Something Wicked This Way Comes by Ray Bradbury

Published in 1962 Something Wicked This Way Comes by Ray Bradbury is the story of two teenage (13 year old) boys who discover an evil carnival and attempt to save their town from it. The edition above is the one that I read, and the very 80s-looking cover did not help the case. The creepy bowl-haired child riding a neon purple carousel horse could not fit into any story I wanted to read*. However, it was Bradbury so I had to pick it up.

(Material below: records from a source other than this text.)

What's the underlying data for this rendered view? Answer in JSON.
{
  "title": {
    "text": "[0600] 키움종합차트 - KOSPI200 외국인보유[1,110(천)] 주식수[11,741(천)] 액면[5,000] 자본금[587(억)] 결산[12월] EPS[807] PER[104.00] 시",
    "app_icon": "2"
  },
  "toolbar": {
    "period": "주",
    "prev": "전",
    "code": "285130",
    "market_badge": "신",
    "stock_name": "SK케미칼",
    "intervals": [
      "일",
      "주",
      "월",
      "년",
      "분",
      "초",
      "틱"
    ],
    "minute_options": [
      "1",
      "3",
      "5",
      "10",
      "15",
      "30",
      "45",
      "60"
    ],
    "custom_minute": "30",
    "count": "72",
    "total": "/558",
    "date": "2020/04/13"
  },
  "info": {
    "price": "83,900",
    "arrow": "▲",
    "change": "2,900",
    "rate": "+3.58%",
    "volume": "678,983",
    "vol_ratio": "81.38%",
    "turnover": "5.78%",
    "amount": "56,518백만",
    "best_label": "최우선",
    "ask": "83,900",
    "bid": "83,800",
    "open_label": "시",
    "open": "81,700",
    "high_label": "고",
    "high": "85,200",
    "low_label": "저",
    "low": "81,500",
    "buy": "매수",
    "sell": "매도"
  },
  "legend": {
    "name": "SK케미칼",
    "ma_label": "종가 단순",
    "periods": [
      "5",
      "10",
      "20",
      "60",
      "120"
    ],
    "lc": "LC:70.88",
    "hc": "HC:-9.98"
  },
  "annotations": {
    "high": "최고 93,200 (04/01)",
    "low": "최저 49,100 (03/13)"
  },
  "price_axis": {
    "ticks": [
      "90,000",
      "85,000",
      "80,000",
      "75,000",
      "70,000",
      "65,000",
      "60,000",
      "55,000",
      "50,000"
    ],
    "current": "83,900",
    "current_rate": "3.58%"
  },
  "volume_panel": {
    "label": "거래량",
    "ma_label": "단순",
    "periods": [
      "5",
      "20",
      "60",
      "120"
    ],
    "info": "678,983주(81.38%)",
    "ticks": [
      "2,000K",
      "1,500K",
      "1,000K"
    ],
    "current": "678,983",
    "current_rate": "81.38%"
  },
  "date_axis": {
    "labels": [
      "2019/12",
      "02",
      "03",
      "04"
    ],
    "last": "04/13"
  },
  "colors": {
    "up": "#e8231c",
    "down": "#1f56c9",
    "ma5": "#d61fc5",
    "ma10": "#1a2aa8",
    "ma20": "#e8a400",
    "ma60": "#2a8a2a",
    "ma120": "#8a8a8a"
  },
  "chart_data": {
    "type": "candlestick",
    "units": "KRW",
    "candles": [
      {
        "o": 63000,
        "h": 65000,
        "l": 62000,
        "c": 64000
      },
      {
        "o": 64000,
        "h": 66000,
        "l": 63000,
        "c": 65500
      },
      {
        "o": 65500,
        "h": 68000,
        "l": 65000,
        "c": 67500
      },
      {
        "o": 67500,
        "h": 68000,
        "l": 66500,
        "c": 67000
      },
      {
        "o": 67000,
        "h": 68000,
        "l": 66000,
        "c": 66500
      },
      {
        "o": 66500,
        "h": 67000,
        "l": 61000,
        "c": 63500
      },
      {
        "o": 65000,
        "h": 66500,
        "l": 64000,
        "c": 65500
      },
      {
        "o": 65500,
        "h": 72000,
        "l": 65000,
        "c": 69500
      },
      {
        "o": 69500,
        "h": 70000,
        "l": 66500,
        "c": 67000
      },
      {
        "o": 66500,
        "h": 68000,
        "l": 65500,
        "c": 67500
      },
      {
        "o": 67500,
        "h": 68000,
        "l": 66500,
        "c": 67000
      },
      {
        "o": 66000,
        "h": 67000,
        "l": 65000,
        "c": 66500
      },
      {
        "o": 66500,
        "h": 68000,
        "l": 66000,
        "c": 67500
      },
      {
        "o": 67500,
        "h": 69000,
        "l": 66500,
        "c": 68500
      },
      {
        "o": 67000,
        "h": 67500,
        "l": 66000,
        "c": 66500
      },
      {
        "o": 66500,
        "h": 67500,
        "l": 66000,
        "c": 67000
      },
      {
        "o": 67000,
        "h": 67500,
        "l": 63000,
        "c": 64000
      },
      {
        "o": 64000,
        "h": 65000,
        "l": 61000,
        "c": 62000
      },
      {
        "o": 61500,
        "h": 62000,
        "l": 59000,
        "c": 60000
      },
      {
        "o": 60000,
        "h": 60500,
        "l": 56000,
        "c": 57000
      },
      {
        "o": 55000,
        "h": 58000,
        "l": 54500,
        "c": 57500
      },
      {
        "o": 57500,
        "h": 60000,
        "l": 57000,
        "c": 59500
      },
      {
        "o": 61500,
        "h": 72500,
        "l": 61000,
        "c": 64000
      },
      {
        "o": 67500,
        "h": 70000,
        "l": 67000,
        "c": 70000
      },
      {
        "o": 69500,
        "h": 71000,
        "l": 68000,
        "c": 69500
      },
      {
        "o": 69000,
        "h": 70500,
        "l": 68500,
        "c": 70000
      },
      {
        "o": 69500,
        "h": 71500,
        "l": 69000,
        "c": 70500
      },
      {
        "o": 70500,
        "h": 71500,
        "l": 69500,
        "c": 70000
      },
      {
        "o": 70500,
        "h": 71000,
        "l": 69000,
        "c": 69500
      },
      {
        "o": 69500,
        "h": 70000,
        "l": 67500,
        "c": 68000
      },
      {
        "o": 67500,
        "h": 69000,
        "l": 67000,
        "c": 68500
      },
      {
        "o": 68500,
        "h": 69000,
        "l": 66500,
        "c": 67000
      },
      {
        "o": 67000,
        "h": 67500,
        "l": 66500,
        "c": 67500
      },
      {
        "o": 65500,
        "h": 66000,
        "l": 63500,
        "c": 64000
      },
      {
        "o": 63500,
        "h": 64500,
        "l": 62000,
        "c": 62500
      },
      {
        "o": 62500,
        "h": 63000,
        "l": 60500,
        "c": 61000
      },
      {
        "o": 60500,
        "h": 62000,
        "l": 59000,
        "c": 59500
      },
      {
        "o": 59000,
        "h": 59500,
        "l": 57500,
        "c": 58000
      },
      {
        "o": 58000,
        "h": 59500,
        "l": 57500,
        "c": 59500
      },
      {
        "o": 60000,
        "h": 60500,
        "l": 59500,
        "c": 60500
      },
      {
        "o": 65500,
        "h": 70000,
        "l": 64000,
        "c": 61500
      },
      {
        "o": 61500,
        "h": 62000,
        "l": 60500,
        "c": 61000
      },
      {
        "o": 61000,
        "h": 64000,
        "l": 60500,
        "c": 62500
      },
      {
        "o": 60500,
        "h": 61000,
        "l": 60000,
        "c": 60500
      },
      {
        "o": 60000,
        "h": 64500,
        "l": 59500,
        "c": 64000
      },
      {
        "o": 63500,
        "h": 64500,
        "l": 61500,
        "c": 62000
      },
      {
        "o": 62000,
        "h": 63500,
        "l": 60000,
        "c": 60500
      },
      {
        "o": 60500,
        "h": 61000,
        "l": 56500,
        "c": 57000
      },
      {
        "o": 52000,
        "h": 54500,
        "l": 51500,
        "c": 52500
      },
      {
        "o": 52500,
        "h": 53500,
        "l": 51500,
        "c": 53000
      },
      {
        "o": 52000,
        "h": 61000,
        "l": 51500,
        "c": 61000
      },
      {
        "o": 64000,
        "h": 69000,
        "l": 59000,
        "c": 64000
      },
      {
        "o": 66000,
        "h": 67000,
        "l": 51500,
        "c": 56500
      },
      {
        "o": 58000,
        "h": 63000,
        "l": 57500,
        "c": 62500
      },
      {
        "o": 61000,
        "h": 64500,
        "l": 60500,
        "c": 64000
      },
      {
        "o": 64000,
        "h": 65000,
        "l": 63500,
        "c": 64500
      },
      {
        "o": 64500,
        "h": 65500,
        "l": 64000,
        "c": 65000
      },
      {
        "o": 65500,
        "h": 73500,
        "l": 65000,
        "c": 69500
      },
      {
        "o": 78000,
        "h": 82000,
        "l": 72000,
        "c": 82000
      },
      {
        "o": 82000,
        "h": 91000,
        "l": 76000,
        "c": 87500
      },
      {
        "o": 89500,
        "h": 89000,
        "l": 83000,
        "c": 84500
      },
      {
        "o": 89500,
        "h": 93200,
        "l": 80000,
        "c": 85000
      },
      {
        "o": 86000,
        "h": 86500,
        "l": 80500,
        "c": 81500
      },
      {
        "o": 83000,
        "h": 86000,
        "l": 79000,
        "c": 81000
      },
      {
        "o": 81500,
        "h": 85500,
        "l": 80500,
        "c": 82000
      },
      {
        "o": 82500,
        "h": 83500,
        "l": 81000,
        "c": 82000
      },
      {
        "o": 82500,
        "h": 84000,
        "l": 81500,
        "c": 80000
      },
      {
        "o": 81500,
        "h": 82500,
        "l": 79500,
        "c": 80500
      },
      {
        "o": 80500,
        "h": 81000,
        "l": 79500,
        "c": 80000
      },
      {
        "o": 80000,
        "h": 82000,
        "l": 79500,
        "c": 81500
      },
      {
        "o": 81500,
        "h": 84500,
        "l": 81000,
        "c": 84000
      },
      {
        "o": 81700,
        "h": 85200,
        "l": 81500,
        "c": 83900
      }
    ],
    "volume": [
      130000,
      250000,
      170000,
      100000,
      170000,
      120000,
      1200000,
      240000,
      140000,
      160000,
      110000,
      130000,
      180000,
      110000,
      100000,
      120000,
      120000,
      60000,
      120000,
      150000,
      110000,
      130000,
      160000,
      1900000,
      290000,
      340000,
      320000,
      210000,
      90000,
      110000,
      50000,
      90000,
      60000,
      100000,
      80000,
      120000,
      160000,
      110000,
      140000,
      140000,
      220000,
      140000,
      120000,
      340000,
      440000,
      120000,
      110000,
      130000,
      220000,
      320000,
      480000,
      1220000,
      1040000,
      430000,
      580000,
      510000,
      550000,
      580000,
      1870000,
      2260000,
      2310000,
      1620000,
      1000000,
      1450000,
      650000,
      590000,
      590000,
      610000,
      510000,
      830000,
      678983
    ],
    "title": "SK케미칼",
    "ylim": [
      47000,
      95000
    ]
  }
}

The story follows Jim Nightshade (on the cover) and Will Halloway (he yells “Jim!” a lot) through their adventure with the carnival, which is 90% freaks and 10% evil dudes. Evil dude #1, Mr. Cooger, is barely in the story, but ends up masquerading as an evil baby doll person thing (the influence of this novel on Stephen King is evident). Evil dude #2, Mr. Dark, is the real baddie though, tattooing victims on his arm before giving them “what they want” as long as “what they want” is a ride on the Magic Carousel of Evil Badness. Predictably, the carousel gives them the monkey paw version of what ever they want, though we never see anyone ride it aside from Cooger. For the most part what people want is to be younger (adults) or older (Jim!). This is a happy coincidence since the only thing the reader is assured of is that the carousel can make people younger or older depending on if it runs backward or forward. We are just left to wonder how the other “freaks” were transformed.